Il processo, tuttavia, non sarà semplice perché la cessione di territori dovrà essere sottoposta a referendum interno, cioè la popolazione ucraina dovrà esprimere la propria volontà. Lo stesso Merz ha ricordato che “se il presidente Zelensky vuole comunicare” questa intenzione “alla propria popolazione e ottenere una maggioranza a favore”, allora “deve allo stesso tempo dire al popolo: ‘Ho aperto per voi la strada verso l’Europa’”.
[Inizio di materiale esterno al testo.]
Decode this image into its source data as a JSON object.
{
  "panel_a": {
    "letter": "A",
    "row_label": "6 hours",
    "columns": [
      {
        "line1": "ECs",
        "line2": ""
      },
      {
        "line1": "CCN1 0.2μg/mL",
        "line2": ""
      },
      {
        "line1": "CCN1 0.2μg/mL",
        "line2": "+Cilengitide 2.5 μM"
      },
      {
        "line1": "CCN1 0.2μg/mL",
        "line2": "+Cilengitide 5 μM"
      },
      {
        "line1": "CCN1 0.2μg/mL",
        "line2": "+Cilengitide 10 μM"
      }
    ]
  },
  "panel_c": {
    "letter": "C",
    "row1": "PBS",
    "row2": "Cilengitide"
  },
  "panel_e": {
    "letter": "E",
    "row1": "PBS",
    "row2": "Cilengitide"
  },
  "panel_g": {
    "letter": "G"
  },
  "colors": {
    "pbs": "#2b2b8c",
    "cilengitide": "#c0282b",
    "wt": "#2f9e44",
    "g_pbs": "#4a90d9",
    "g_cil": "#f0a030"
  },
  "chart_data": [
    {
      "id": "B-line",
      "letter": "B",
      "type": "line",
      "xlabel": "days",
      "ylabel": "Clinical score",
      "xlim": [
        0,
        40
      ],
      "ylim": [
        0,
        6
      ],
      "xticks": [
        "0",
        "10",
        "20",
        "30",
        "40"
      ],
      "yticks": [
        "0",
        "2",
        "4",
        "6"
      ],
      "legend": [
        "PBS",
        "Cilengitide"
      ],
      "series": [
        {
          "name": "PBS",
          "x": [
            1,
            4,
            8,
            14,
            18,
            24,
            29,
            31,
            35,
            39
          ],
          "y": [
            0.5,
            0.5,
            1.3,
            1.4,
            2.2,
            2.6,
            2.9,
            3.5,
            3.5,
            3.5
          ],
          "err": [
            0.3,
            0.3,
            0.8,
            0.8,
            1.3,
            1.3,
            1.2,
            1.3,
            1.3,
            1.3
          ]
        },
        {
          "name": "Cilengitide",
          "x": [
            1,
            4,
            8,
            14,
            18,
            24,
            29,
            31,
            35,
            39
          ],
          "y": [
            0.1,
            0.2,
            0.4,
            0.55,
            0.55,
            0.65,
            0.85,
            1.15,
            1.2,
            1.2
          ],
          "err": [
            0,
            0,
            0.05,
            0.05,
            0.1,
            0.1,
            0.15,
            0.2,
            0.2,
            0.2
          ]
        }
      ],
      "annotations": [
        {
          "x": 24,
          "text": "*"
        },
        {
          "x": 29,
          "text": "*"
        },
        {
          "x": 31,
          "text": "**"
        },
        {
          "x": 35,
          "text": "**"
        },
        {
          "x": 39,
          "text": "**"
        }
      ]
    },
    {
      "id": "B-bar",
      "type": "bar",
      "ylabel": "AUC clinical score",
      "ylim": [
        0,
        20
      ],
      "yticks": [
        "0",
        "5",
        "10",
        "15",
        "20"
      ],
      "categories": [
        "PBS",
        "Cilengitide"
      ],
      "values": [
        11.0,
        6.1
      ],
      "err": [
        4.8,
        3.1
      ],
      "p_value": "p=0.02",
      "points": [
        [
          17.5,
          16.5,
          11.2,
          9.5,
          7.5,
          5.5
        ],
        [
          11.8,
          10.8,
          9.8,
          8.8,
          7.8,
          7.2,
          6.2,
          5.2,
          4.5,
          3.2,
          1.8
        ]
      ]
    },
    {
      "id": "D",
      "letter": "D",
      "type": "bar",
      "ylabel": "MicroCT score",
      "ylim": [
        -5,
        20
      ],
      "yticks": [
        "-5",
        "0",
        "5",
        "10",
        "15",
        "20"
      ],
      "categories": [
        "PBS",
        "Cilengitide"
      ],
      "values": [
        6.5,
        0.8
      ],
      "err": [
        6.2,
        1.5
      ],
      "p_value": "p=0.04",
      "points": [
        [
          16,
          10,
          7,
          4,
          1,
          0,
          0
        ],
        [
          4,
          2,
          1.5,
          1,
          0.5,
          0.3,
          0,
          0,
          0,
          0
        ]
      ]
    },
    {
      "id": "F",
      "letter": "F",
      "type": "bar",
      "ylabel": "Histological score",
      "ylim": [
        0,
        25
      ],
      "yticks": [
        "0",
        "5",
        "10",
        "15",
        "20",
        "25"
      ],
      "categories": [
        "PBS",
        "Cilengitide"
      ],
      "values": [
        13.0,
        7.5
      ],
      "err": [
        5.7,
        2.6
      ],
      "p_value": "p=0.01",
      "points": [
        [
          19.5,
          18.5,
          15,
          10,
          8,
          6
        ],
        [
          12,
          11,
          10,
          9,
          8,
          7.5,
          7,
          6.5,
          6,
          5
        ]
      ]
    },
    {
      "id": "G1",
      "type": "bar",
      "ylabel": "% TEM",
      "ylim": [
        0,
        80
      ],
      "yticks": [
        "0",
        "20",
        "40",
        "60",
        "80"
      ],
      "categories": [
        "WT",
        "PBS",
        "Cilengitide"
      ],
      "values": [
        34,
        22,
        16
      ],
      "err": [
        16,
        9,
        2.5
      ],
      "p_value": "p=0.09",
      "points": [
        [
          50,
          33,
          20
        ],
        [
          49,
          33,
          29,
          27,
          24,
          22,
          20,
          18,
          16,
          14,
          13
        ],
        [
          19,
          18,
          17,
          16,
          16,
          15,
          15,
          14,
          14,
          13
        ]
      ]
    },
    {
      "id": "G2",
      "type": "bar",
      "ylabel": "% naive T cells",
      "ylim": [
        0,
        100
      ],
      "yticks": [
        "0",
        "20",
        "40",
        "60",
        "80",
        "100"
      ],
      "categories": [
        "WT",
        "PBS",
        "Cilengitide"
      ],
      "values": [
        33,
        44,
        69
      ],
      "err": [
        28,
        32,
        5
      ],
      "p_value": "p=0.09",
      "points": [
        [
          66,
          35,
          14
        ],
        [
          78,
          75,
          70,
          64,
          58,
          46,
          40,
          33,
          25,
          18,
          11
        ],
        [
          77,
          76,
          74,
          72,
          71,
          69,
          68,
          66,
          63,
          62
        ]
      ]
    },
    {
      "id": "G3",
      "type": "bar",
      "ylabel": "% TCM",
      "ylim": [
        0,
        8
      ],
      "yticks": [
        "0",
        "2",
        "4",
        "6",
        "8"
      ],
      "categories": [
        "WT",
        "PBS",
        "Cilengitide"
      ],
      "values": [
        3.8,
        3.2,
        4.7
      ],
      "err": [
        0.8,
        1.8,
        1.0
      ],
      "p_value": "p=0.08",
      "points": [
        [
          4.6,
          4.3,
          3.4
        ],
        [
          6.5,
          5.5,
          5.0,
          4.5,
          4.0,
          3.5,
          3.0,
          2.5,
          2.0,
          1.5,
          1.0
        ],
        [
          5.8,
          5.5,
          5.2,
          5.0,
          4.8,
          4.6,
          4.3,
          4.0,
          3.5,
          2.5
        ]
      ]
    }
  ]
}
Merz, tuttavia, non si è espresso su quali territori Kiev dovrebbe cedere: quelli già occupati dai russi, o quella porzione di Donetsk ancora libero che Putin rivendica? Il tema non è secondario, dal momento che in quella parte ancora libera di Donetsk è presente la cosiddetta cintura di città fortificate che rappresenta un baluardo importante nei confronti di una potenziale nuova invasione russa. Allo stesso tempo, l’entrata nell’Unione Europea non sarebbe una cosa immediata. “Zelensky aveva in mente di aderire all’UE il 1° gennaio 2027. Non funzionerà. Neanche il 1° gennaio 2028 è realistico”, ha detto senza mezzi termini Merz, ribadendo che Kiev non può entrare nell’Ue mentre è in guerra e comunque prima il Paese guidato da Zelensky deve soddisfare una serie di condizioni che riguardano anche lo Stato di diritto, a partire dal livello di corruzione nelle istituzioni.